JARVICE supports using external Kubernetes services to load balance and route traffic to interactive user jobs. The use case is mostly to support static IP or FQDN addresses that are persistent even between jobs starting and stopping, and may be desirable to use for long-running web services, etc.
A system administrator would create a Kubernetes Service that targets pods based on label selectors that JARVICE assigns at job start time. Each JARVICE job is made up of one or more pods, depending on the parallel scale a user selects at launch time. 3 basic modes exist:
- Single endpoint --> first pod in a job (e.g. for "login node" capabilities)
- Single endpoint --> any pod in a job (e.g. stateless web service started on all parallel workers of a job)
- Single endpoint --> mode 1 or 2 across multiple jobs
Additionally, multiple endpoints can also be used, but this is not a typical pattern. Ensuring proper configuration is up to the system administrator or service provider.
Services should be configured to select either jarvice-job-ipaddr
or jarvice-pod0-job-ipaddr
label/value pairs. An example snippet in a service definition would look like this:
selector:
jarvice-pod0-job-ipaddr: user1-foobar
Note the user1
prefix, which JARVICE automatically prepends based on the name of the logged in user so that one user cannot intercept another user's inbound traffic. This prefix is added whether jobs are started via API or web portal. The foobar
part is the tag the user inputs into the Task Builder in the portal or the ipaddr
key in the /jarvice/submit
JSON payload for job submission. The combination of the prefix and the user-specified tag must adhere to the rules specified in Labels and Selectors | Syntax and character set. Note that the key name itself will be either jarvice-job-ipaddr
or jarvice-pod0-job-ipaddr
, to target all pods in a job, or just the first pod, respectively.

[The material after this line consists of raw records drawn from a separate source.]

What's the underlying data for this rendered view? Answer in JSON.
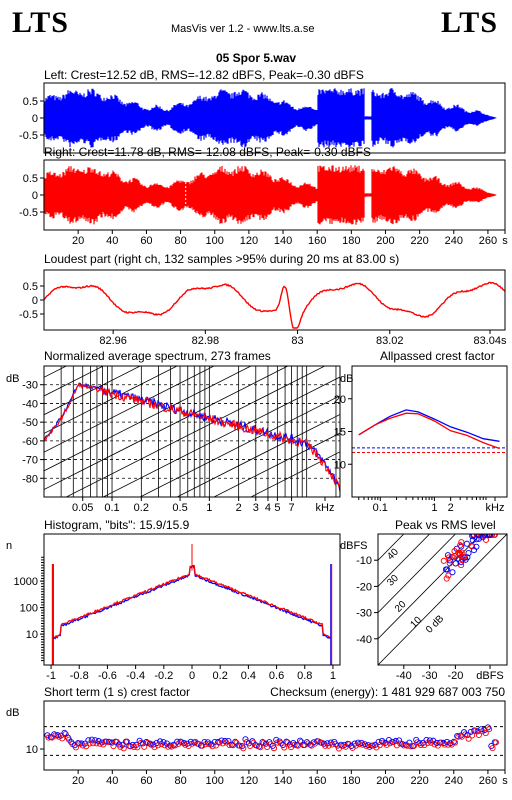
{
  "header": {
    "logo_left": "LTS",
    "logo_right": "LTS",
    "app_title": "MasVis ver 1.2 - www.lts.a.se",
    "file_name": "05 Spor 5.wav"
  },
  "colors": {
    "left": "#0000ff",
    "right": "#ff0000",
    "grid": "#000000"
  },
  "chart_data": [
    {
      "type": "area",
      "title": "Left: Crest=12.52 dB, RMS=-12.82 dBFS, Peak=-0.30 dBFS",
      "channel": "left",
      "yticks": [
        "0.5",
        "0",
        "-0.5"
      ],
      "ylim": [
        -1,
        1
      ],
      "xlim": [
        0,
        270
      ]
    },
    {
      "type": "area",
      "title": "Right: Crest=11.78 dB, RMS=-12.08 dBFS, Peak=-0.30 dBFS",
      "channel": "right",
      "yticks": [
        "0.5",
        "0",
        "-0.5"
      ],
      "ylim": [
        -1,
        1
      ],
      "xlim": [
        0,
        270
      ],
      "xticks": [
        "20",
        "40",
        "60",
        "80",
        "100",
        "120",
        "140",
        "160",
        "180",
        "200",
        "220",
        "240",
        "260",
        "s"
      ]
    },
    {
      "type": "line",
      "title": "Loudest part (right ch, 132 samples >95% during 20 ms at 83.00 s)",
      "yticks": [
        "0.5",
        "0",
        "-0.5"
      ],
      "xticks": [
        "82.96",
        "82.98",
        "83",
        "83.02",
        "83.04s"
      ],
      "xlim": [
        82.945,
        83.045
      ],
      "ylim": [
        -1,
        1
      ]
    },
    {
      "type": "line",
      "title": "Normalized average spectrum, 273 frames",
      "ylabel": "dB",
      "yticks": [
        "-30",
        "-40",
        "-50",
        "-60",
        "-70",
        "-80"
      ],
      "xticks": [
        "0.05",
        "0.1",
        "0.2",
        "0.5",
        "1",
        "2",
        "3",
        "4",
        "5",
        "7",
        "kHz"
      ],
      "xtick_values": [
        0.05,
        0.1,
        0.2,
        0.5,
        1,
        2,
        3,
        4,
        5,
        7
      ],
      "xlim": [
        0.02,
        22
      ],
      "ylim": [
        -90,
        -20
      ]
    },
    {
      "type": "line",
      "title": "Allpassed crest factor",
      "ylabel": "dB",
      "yticks": [
        "20",
        "15",
        "10"
      ],
      "xticks": [
        "0.1",
        "1",
        "2",
        "kHz"
      ],
      "series": [
        {
          "channel": "left",
          "x": [
            0.04,
            0.08,
            0.15,
            0.3,
            0.5,
            1,
            2,
            4,
            8,
            16
          ],
          "values": [
            14.5,
            16.0,
            17.3,
            18.3,
            18.0,
            16.9,
            15.7,
            14.9,
            13.9,
            13.5
          ]
        },
        {
          "channel": "right",
          "x": [
            0.04,
            0.08,
            0.15,
            0.3,
            0.5,
            1,
            2,
            4,
            8,
            16
          ],
          "values": [
            14.5,
            16.0,
            17.0,
            17.8,
            17.7,
            16.6,
            15.1,
            14.4,
            13.3,
            12.4
          ]
        }
      ],
      "hlines": [
        {
          "channel": "left",
          "value": 12.5
        },
        {
          "channel": "right",
          "value": 11.8
        }
      ],
      "ylim": [
        5,
        25
      ]
    },
    {
      "type": "line",
      "title": "Histogram, \"bits\": 15.9/15.9",
      "ylabel": "n",
      "yticks": [
        "1000",
        "100",
        "10"
      ],
      "xticks": [
        "-1",
        "-0.8",
        "-0.6",
        "-0.4",
        "-0.2",
        "0",
        "0.2",
        "0.4",
        "0.6",
        "0.8",
        "1"
      ],
      "xlim": [
        -1.05,
        1.05
      ]
    },
    {
      "type": "scatter",
      "title": "Peak vs RMS level",
      "ylabel": "dBFS",
      "yticks": [
        "-10",
        "-20",
        "-30",
        "-40"
      ],
      "xticks": [
        "-40",
        "-30",
        "-20",
        "dBFS"
      ],
      "diag_labels": [
        "40",
        "30",
        "20",
        "10",
        "0 dB"
      ],
      "xlim": [
        -50,
        0
      ],
      "ylim": [
        -50,
        0
      ]
    },
    {
      "type": "scatter",
      "title": "Short term (1 s) crest factor",
      "checksum": "Checksum (energy):  1 481 929 687 003 750",
      "ylabel": "dB",
      "yticks": [
        "10"
      ],
      "xticks": [
        "20",
        "40",
        "60",
        "80",
        "100",
        "120",
        "140",
        "160",
        "180",
        "200",
        "220",
        "240",
        "260",
        "s"
      ],
      "hlines": [
        {
          "channel": "left",
          "value": 17
        },
        {
          "channel": "right",
          "value": 8
        }
      ],
      "xlim": [
        0,
        270
      ]
    }
  ]
}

The above example targets the first pod of a job where the user user1
specifies foobar
as the IP Address Tag in the Task Builder. To target all pods for any job the user user2
specifies the roundrobin
tag for, the service definition YAML snippet would look like this instead:
selector:
jarvice-job-ipaddr: user2-roundrobin
- The user-specified tag is case sensitive.
- Per the syntax and character set rules referred to above, the entire value must be 63 characters or less, including the JARVICE user name and the tag.
- If a user launches multiple jobs with the same tag specification, and a load balancer service is used, this becomes the "Single endpoint --> mode 1 or 2 across multiple jobs" mode.
- If using multi-tenant network policies, the service must adhere to the rules configured for external load balancers and ingress controllers. See JARVICE Multi-tenant Overview for details.
- The load balancing algorithm of the external service is out of scope of JARVICE, and may produce different than intended results for the modes described in Pattern Overview; for best results, the first mode (Single endpoint --> first pod in a job) is recommended as most likely to work as intended regardless of application.
Users must enter the case sensitive tag given to them by service providers or system administrators, minus the username prefix which is implied and cannot be changed. This can be done in the Task Builder's OPTIONAL tab in the web portal, or via the ipaddr
key in the /jarvice/submit
JSON payload. Note that the name of the key is historic - it refers to tag rather than actual IP address in this version of JARVICE.